Marco mengatupkan giginya, wajahnya memerah karena marah.
Sebagai tangan kanan Whitebeard, Kaido tak mungkin mengincarnya, kalau berani, Whitebeard bisa saja menyerang Wano dengan risiko besar.
Tapi meski Kaido tak mau bertarung mati-matian dengan Whitebeard, berani menjatuhkan tangan kanan dan menculik orang, itu lain cerita—dan berani pula!
Semua orang di Dunia Baru tahu Kaido sangat menyukai pengguna Buah Iblis tipe hewan, apalagi jenis mitologi terkuat.
Dengan status Caesar, kalaupun tertangkap, nyawanya aman, tapi anak buahnya belum tentu...
“Caesar, kau cepat pergi, aku—”
Marco belum selesai bicara, Caesar sudah berubah menjadi bayangan hitam melesat ke langit dan menghilang dalam sekejap.
Seperti yang Caesar duga, Kaido yang terjatuh tiba-tiba berubah menjadi naga biru, melangkah di atas awan api, mengeluarkan raungan menggema ke langit, dan mengejar Caesar dengan kecepatan tinggi!

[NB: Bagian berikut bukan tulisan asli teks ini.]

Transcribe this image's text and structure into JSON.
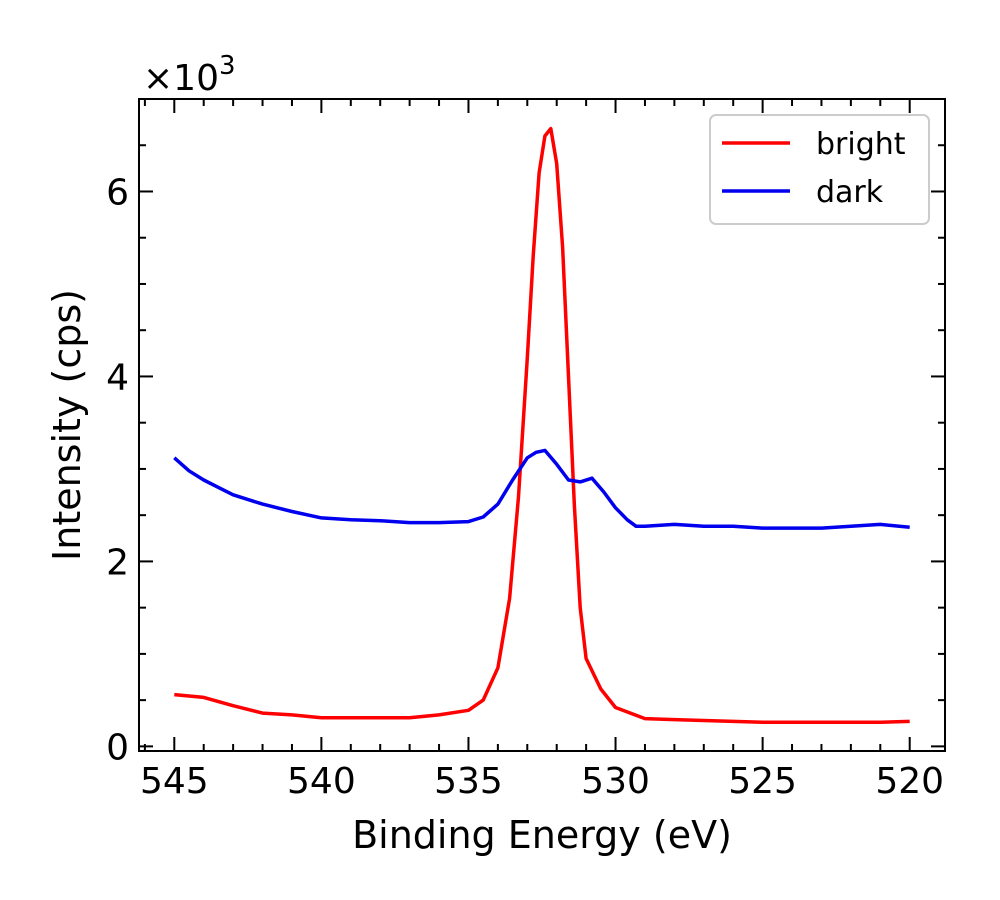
{
  "chart_data": {
    "type": "line",
    "xlabel": "Binding Energy (eV)",
    "ylabel": "Intensity (cps)",
    "y_multiplier": "×10",
    "y_multiplier_exp": "3",
    "xlim": [
      546.2,
      518.8
    ],
    "ylim": [
      -0.05,
      7.0
    ],
    "x_reversed": true,
    "x_ticks": [
      545,
      540,
      535,
      530,
      525,
      520
    ],
    "x_tick_labels": [
      "545",
      "540",
      "535",
      "530",
      "525",
      "520"
    ],
    "y_ticks": [
      0,
      2,
      4,
      6
    ],
    "y_tick_labels": [
      "0",
      "2",
      "4",
      "6"
    ],
    "grid": false,
    "legend": "upper right",
    "series": [
      {
        "name": "bright",
        "color": "#ff0000",
        "x": [
          545,
          544,
          543,
          542,
          541,
          540,
          539,
          538,
          537,
          536,
          535,
          534.5,
          534,
          533.6,
          533.3,
          533,
          532.8,
          532.6,
          532.4,
          532.2,
          532,
          531.8,
          531.6,
          531.4,
          531.2,
          531,
          530.5,
          530,
          529,
          528,
          527,
          526,
          525,
          524,
          523,
          522,
          521,
          520
        ],
        "values": [
          0.56,
          0.53,
          0.44,
          0.36,
          0.34,
          0.31,
          0.31,
          0.31,
          0.31,
          0.34,
          0.39,
          0.5,
          0.85,
          1.6,
          2.7,
          4.2,
          5.3,
          6.2,
          6.6,
          6.68,
          6.3,
          5.4,
          4.0,
          2.6,
          1.5,
          0.95,
          0.62,
          0.42,
          0.3,
          0.29,
          0.28,
          0.27,
          0.26,
          0.26,
          0.26,
          0.26,
          0.26,
          0.27
        ]
      },
      {
        "name": "dark",
        "color": "#0000ee",
        "x": [
          545,
          544.5,
          544,
          543.5,
          543,
          542,
          541,
          540,
          539,
          538,
          537,
          536,
          535,
          534.5,
          534,
          533.5,
          533,
          532.7,
          532.4,
          532,
          531.6,
          531.2,
          530.8,
          530.4,
          530,
          529.6,
          529.3,
          529,
          528,
          527,
          526,
          525,
          524,
          523,
          522,
          521,
          520
        ],
        "values": [
          3.12,
          2.98,
          2.88,
          2.8,
          2.72,
          2.62,
          2.54,
          2.47,
          2.45,
          2.44,
          2.42,
          2.42,
          2.43,
          2.48,
          2.62,
          2.88,
          3.12,
          3.18,
          3.2,
          3.05,
          2.88,
          2.86,
          2.9,
          2.75,
          2.58,
          2.45,
          2.38,
          2.38,
          2.4,
          2.38,
          2.38,
          2.36,
          2.36,
          2.36,
          2.38,
          2.4,
          2.37
        ]
      }
    ]
  }
}
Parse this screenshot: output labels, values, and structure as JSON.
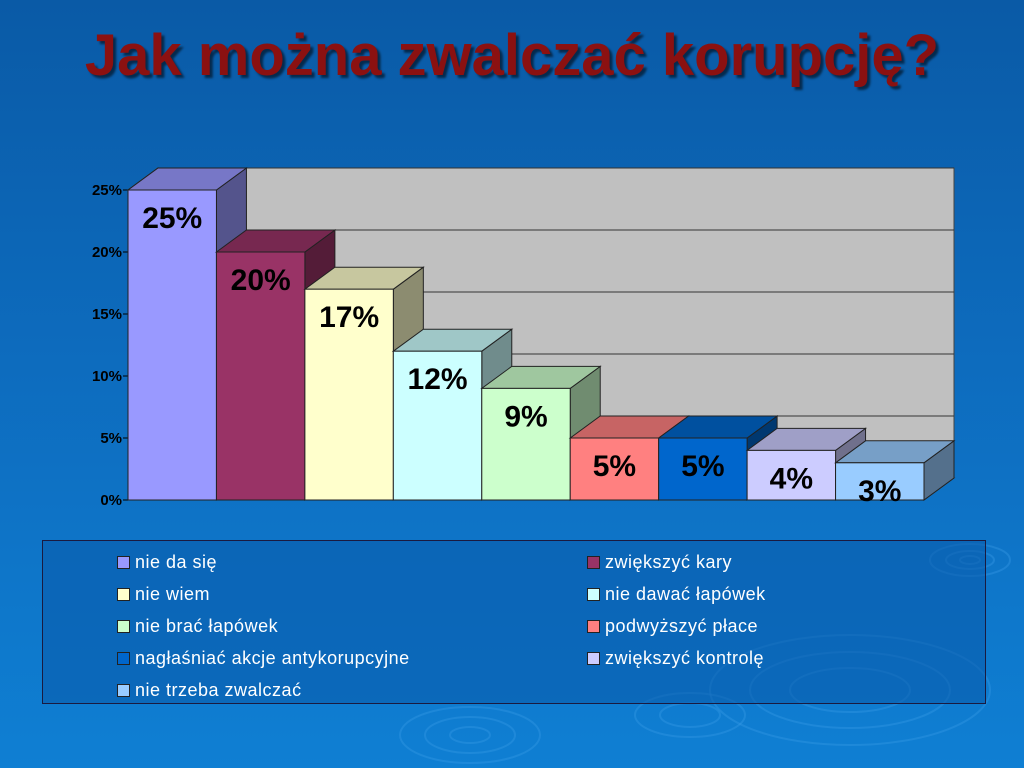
{
  "title": "Jak można zwalczać korupcję?",
  "chart_data": {
    "type": "bar",
    "categories": [
      "nie da się",
      "zwiększyć kary",
      "nie wiem",
      "nie dawać łapówek",
      "nie brać łapówek",
      "podwyższyć płace",
      "nagłaśniać akcje antykorupcyjne",
      "zwiększyć kontrolę",
      "nie trzeba zwalczać"
    ],
    "values": [
      25,
      20,
      17,
      12,
      9,
      5,
      5,
      4,
      3
    ],
    "data_labels": [
      "25%",
      "20%",
      "17%",
      "12%",
      "9%",
      "5%",
      "5%",
      "4%",
      "3%"
    ],
    "colors": [
      "#9999ff",
      "#993366",
      "#ffffcc",
      "#ccffff",
      "#ccffcc",
      "#ff8080",
      "#0066cc",
      "#ccccff",
      "#99ccff"
    ],
    "y_ticks": [
      "0%",
      "5%",
      "10%",
      "15%",
      "20%",
      "25%"
    ],
    "ylim": [
      0,
      25
    ],
    "grid": true,
    "three_d": true,
    "legend_position": "bottom"
  }
}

“Ck, ceroboh... aku belum selesai bicara! Kalau cuma menghalang saja...”
Marco mengangkat tangan, api regenerasi biru berputar di sekelilingnya.
Saat akan maju menghadang Kaido, naga biru itu menoleh ke arahnya, lalu menatap mengancam ke arah pelabuhan, cahaya merah samar menyala di mulutnya.
“Brengsek!”
Marco merinding, segera berubah menjadi burung phoenix dan terbang menuju dermaga.
Tapi saat tiba di dermaga, kedua sosok di langit sudah lenyap tanpa jejak...
“Dasar sialan... Berangkat! Kembali cari Old Man!”